When Schumer advocates continuing the status quo in the name of an ill-defined notion of “border security,” it reinforces two false and damaging framings of the border and immigration. The first is what researcher and former Border Patrol agent Chris Montoya calls the “border threat narrative,” the spurious idea of the southern border as a place of danger. The second is the failed doctrine of “prevention through deterrence,” a strategy to obstruct undocumented immigration begun in the 1990s by President Bill Clinton and continued by George W. Bush, Obama and now Trump.

Montoya poured over Border Patrol and other law enforcement data to conclude that Border Patrol agents enjoy one of the safest law enforcement jobs in America. The number of Border Patrol agents has increased 500 percent since 2000, even while undocumented immigration across the southern border is at a 40-year low.

The true danger, asserts Montoya, lies in the “idea of a dangerous and violent border.” This idea, based on skewed data and hyperbole, moves public discourse about the U.S.-Mexico border and the alleged threat it poses, leading to bad policy. 

The policy of “prevention by deterrence” goes back to the Clinton-era Border Patrol strategy to seal off urban entry points, thereby using the harsh Arizona desert as a weapon against migration. Subsequent administrations continued this strategy and added different components, such as deporting people to unfamiliar cities, family detention, and most recently, family separation. But decades of research, from the University of Arizona and elsewhere, shows that ratcheting up punishment against migrants as a form of deterrence doesn’t stop migration. It simply redirects it.

The current decline in unauthorized immigration across the U.S. southern border is mostly a reflection of declining rates of Mexican immigration (which, in turn, is related to changing economic and demographic conditions in Mexico). Yet, deaths in the desert have continued at high rates, as migrants, mostly Central Americans now, follow the more treacherous routes. At least 7,000 people have perished in the border desert since 2000, most from heat exposure and dehydration.

Despite the border crisis narrative pushed in Washington, here on the border one finds a different perspective. As southern Arizona business leader Jaime Chamberlain told Homeland Security Secretary Kirstjen Nielsen during her visit to the border last May, “It’s very sexy and grabs headlines to talk about border security. But when people talk to me about border security, I live in a very safe community in Nogales,” adding that the concerns of local businesses are focused more on how to increase cross-border trade and communication.

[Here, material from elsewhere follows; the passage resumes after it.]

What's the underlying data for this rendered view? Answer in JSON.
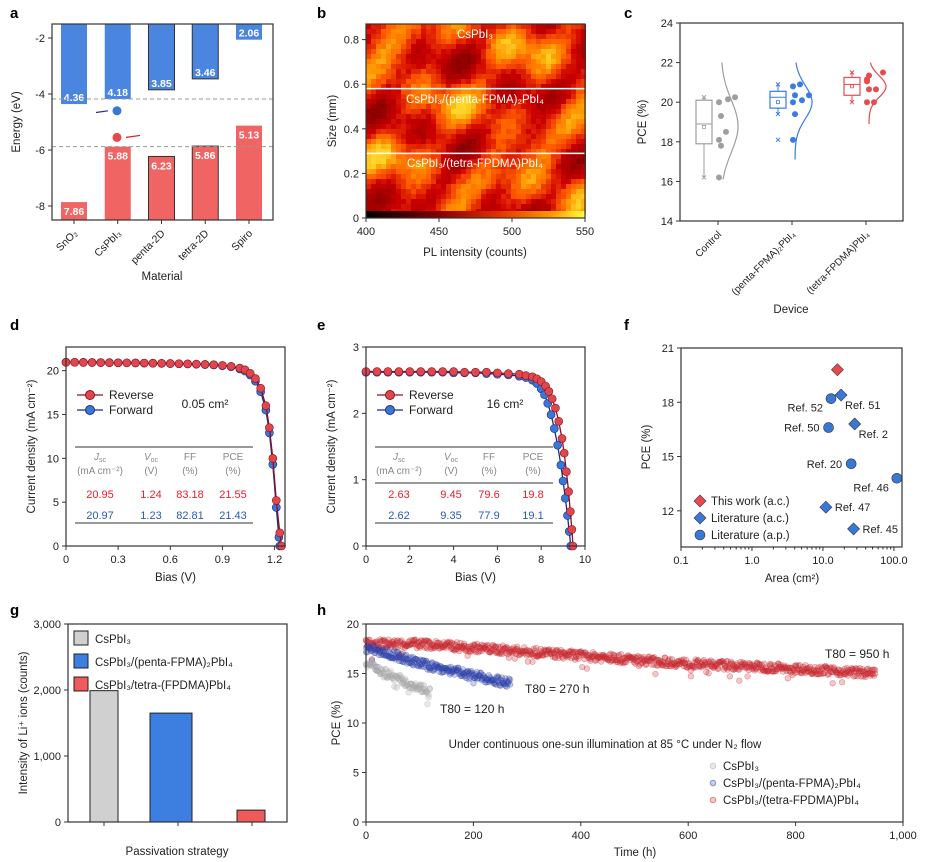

Rather than repeat the mantra of “border security,” we need a deeper national conversation about our border policies. In addition to humane asylum policies, we need progress on comprehensive immigration reform. We also need to de-escalate the decades-long border militarization that harms communities and ecosystems and reinforces a false narrative of border danger. Not all of this can be achieved in the current political context. But top Democrats like Pelosi and Schumer aren’t trying hard enough to articulate a different vision for the border. They could start by listening to the concerns of border communities.

Elizabeth Oglesby is an associate professor of Latin American Studies and Geography at the University of Arizona. She is co-editor of “The Guatemala Reader: History, Culture, Politics” and “Guatemala: The Question of Genocide.”